NASA isn't the only source for high-resolution photos of the sun. Using a telescope, an industrial webcam (the same kind that's used to capture license plates on cars running red lights) and a technique called lucky imaging, amateur astronomer Alan Friedman is able to create some remarkable images of the sun. It's not the most complicated of processes, although it's not exactly simple, either:
"To record my images, I use a filter that passes only a narrow slice of the deep red end of the visible spectrum. Called a Hydrogen Alpha filter, it is attached to the front end of a small (3 ½” aperture) telescope. Think of it as a 450mm f5 telephoto lens. The camera used is an industrial webcam. It can stream images at a speed of 15 to 120 frames a second."
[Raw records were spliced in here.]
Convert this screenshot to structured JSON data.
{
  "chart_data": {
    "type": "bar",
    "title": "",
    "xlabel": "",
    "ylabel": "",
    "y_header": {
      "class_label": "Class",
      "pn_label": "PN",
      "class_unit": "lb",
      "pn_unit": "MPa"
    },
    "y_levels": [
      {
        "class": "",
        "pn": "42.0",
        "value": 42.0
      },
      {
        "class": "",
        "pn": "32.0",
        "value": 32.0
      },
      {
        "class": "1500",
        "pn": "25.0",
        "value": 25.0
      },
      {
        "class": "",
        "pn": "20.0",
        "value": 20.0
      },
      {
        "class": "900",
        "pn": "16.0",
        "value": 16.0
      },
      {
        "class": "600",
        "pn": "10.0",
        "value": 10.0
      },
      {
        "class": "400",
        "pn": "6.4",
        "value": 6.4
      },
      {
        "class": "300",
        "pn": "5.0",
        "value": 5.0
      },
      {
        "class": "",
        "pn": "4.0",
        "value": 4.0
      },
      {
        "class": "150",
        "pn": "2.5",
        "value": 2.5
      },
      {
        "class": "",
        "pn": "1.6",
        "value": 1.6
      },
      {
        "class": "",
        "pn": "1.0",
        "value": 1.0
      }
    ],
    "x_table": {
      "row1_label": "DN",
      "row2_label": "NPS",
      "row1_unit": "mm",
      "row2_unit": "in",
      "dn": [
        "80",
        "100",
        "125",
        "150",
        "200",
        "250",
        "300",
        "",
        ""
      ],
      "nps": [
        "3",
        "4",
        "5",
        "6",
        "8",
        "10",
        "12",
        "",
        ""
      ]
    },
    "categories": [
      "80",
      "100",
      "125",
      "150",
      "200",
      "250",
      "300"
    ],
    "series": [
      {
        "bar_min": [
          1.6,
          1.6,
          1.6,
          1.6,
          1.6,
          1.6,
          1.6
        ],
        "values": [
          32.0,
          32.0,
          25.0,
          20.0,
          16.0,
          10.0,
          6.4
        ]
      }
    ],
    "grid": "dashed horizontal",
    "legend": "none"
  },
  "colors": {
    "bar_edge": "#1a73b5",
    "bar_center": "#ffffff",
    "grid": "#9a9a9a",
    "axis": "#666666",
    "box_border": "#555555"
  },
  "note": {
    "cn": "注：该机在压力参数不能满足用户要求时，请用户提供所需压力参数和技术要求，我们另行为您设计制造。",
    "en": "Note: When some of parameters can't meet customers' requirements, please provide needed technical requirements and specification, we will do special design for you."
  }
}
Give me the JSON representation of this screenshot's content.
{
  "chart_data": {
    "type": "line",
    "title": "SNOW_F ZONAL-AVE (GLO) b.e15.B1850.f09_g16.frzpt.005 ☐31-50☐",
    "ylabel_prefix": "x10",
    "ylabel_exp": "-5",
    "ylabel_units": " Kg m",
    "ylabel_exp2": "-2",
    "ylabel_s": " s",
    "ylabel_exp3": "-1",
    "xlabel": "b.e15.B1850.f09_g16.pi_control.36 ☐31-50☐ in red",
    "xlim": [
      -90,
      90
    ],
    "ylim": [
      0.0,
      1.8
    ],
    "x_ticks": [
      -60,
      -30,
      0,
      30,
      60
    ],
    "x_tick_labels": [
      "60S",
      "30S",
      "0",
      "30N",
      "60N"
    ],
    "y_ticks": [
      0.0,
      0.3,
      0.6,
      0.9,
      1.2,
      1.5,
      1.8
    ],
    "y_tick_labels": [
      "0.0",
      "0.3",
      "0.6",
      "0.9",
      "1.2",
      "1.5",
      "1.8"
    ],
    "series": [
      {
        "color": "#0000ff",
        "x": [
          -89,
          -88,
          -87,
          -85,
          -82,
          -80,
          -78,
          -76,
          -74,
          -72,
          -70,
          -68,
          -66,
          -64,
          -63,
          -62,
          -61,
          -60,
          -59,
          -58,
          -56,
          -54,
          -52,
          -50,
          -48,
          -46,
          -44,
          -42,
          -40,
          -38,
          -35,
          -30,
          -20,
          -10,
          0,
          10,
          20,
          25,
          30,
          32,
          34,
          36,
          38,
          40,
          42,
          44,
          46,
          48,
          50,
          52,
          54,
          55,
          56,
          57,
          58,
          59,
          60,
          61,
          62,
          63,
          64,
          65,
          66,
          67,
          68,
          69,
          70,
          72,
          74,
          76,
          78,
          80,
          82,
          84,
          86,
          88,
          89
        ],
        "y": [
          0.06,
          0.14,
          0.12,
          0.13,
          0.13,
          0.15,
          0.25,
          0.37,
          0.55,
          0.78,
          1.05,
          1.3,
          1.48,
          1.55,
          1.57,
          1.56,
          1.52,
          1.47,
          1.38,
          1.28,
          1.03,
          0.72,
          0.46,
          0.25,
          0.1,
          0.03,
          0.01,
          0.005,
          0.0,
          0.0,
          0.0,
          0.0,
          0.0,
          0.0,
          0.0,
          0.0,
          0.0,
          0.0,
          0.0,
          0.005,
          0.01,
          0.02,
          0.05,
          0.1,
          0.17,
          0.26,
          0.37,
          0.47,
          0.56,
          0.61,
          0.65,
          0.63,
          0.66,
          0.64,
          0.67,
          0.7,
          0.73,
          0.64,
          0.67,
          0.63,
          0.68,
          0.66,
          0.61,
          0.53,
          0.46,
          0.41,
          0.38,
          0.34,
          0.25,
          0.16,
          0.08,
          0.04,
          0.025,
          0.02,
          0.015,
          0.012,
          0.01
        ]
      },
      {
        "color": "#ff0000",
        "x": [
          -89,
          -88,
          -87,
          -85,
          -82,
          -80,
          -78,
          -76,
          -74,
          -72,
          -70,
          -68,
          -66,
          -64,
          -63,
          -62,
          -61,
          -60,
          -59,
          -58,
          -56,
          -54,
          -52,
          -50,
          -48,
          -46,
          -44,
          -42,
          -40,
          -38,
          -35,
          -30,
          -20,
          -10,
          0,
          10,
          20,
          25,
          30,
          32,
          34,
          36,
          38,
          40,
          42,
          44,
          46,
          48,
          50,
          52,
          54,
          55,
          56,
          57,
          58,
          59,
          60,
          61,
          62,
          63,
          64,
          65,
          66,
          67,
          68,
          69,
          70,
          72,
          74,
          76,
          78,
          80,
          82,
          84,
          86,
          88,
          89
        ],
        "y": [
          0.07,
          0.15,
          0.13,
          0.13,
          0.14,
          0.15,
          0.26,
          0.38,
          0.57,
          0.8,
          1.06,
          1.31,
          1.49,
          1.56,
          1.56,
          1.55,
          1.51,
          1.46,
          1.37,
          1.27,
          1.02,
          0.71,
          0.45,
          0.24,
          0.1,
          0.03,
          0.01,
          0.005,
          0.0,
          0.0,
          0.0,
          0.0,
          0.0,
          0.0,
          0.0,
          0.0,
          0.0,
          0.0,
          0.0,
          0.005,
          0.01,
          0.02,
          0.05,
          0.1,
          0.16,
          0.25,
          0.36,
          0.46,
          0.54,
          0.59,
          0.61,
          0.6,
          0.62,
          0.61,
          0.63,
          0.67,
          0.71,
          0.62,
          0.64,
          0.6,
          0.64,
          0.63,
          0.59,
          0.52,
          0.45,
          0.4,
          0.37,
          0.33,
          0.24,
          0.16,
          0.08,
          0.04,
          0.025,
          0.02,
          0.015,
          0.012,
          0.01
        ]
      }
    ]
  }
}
Once the images are captured, Friedman composites thousands of frames into one photo and adjusts it for color:
"The raw material for my work is black and white and often blurry. As I prepare the pictures, color is applied and tonality is adjusted to better render the features. It is photojournalism of a sort. The portraits are real, not painted. Aesthetic decisions are made with respect for accuracy as well as for the power of the image.
The end result are these gorgeous photos of the sun that our naked eyes will never be able to see, unless we get a heck of a lot closer and put on our hydrogen alpha filter sunglasses. But Friedman's way is much, much easier.